Opinion
No. 70-153 Judgment affirmed, sentence modified.
November 3, 1971.
APPEAL from the Circuit Court of St. Clair County; the Hon. HAROLD O. FARMER, Judge, presiding.
Paul Bradley, of Defender Project, of Mt. Vernon, (Robert E. Farrell, of Defender Project, of counsel,) for appellant.
Robert H. Rice, State's Attorney, of Belleville, for the People.
Defendant pleaded guilty to two counts of aggravated battery and filed a petition for probation which after hearing was denied. The prosecution, in view of the circumstances of the incident which led to prosecution, recommended a sentence of one to two years. The court sentenced defendant to a minimum of two years and a maximum of five years.
The 23-year-old defendant had served in the U.S. Navy from which he had been honorably discharged and soon thereafter joined the Army and was sent to Viet Nam. During his time in the Army he was twice decorated with a Bronze Star, and awarded a Purple Heart as a result of wounds suffered in action. During the time he was in the Armed Services he completed his high school education and while in the Army completed a course in the Finance Procedure School for which he was awarded a diploma by the Army Finance School. While in the Army there was some incident, the details of which are undisclosed by the record, which resulted in an undesirable general discharge. By testimony offered, it appears that he chose to accept such discharge rather than stand a court martial. Since his discharge, he had prepared himself to enter college, by enrollment in a junior college, supported himself there by working, and had passed a test for acceptance as a trainee of a national retailer. Defendant had no record of prior conviction.

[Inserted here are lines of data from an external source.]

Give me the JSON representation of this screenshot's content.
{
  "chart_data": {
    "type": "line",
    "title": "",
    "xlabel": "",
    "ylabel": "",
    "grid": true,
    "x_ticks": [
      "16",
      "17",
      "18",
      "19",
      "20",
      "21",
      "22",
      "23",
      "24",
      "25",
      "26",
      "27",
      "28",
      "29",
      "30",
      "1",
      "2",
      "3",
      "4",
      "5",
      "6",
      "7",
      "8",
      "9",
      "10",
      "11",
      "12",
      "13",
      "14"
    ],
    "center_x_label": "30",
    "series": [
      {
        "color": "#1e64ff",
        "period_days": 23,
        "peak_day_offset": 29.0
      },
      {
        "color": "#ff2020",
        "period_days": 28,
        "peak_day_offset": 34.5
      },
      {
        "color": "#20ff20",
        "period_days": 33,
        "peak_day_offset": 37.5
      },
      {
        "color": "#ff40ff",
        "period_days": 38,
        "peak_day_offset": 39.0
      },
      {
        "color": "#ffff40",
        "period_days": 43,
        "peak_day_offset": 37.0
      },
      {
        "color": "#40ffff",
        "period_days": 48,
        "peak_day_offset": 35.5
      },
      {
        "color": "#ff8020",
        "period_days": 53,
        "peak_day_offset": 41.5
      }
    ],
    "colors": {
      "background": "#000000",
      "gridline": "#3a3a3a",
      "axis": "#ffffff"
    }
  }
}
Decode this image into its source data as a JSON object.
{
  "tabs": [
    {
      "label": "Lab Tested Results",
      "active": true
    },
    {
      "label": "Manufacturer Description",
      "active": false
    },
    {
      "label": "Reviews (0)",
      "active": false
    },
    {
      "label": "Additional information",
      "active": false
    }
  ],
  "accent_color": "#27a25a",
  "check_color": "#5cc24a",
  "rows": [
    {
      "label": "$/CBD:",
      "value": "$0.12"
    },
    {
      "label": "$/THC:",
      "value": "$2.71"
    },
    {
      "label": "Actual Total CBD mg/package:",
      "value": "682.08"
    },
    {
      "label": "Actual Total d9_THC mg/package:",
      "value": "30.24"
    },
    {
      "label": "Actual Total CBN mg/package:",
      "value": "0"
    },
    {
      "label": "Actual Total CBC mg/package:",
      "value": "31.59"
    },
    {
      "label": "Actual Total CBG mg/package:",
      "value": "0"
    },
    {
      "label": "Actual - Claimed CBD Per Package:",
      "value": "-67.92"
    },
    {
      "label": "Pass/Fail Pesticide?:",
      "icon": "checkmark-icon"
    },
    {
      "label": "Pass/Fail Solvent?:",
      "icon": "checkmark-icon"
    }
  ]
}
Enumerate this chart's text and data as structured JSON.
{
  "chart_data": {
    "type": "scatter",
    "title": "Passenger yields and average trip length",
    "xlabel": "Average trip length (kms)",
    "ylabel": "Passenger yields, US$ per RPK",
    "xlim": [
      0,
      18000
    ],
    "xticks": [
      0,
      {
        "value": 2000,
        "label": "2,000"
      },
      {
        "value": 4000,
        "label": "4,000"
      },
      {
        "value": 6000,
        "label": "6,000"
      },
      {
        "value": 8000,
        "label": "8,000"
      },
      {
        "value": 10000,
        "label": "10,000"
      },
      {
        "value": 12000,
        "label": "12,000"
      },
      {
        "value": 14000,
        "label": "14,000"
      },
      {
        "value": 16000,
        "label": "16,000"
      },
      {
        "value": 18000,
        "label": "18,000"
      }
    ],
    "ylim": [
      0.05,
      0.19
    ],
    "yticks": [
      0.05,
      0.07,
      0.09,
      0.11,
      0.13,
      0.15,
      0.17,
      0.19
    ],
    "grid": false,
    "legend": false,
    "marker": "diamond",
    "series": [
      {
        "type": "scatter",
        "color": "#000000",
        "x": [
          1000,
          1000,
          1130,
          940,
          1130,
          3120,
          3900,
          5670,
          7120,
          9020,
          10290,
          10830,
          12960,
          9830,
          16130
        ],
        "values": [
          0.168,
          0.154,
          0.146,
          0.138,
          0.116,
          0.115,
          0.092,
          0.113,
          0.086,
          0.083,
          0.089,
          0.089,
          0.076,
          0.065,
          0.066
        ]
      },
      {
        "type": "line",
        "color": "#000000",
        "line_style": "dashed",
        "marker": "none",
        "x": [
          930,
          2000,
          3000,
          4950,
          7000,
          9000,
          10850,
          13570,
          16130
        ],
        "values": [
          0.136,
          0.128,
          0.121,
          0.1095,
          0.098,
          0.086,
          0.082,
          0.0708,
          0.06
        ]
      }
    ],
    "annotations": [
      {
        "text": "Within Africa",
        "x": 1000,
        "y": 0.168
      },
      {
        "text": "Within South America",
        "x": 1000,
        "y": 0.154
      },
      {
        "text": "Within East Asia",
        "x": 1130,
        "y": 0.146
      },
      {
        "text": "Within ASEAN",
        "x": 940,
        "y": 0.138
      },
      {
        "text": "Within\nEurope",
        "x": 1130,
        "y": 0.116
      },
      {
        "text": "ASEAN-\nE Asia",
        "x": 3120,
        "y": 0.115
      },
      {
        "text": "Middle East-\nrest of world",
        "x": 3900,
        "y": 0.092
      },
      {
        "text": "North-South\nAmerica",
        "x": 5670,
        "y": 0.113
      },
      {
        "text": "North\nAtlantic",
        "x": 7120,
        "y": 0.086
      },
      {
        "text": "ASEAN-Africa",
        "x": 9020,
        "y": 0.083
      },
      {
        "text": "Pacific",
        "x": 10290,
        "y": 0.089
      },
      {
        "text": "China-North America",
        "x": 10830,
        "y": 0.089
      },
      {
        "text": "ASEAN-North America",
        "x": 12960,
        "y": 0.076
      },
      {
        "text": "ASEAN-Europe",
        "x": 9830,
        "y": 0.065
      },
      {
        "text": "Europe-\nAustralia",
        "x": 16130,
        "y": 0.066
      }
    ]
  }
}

Events which have occurred since his sentence, including the completion of approximately one year of college work in the penitentiary, make it unnecessary for us here to consider whether the trial court abused its discretion in denying probation, although much of what we pointed out in People v. McClendon (Ill.App.2d, 265 N.E.2d 207, would be here applicable. After serving approximately 15 months of his sentence, application was made to this Court for bond pending appeal, which was granted. Thereafter defendant enrolled in a university and during the pendency of this appeal has been so enrolled. From defendant's attitude before the trial court, evidence there offered, his contrition and other circumstances, we consider his to be a proper case for a reduction of sentence, so that defendant may be allowed to continue normal community contacts without further exposure to the "* * * stultifying effects of confinement which often * * * complicate the reintegration of the offender into the community * * *." People v. McClendon, supra.
We therefore modify the sentence imposed, reducing the minimum from two years to one year and reducing the maximum from five years to the time served.
Judgment affirmed, sentence modified.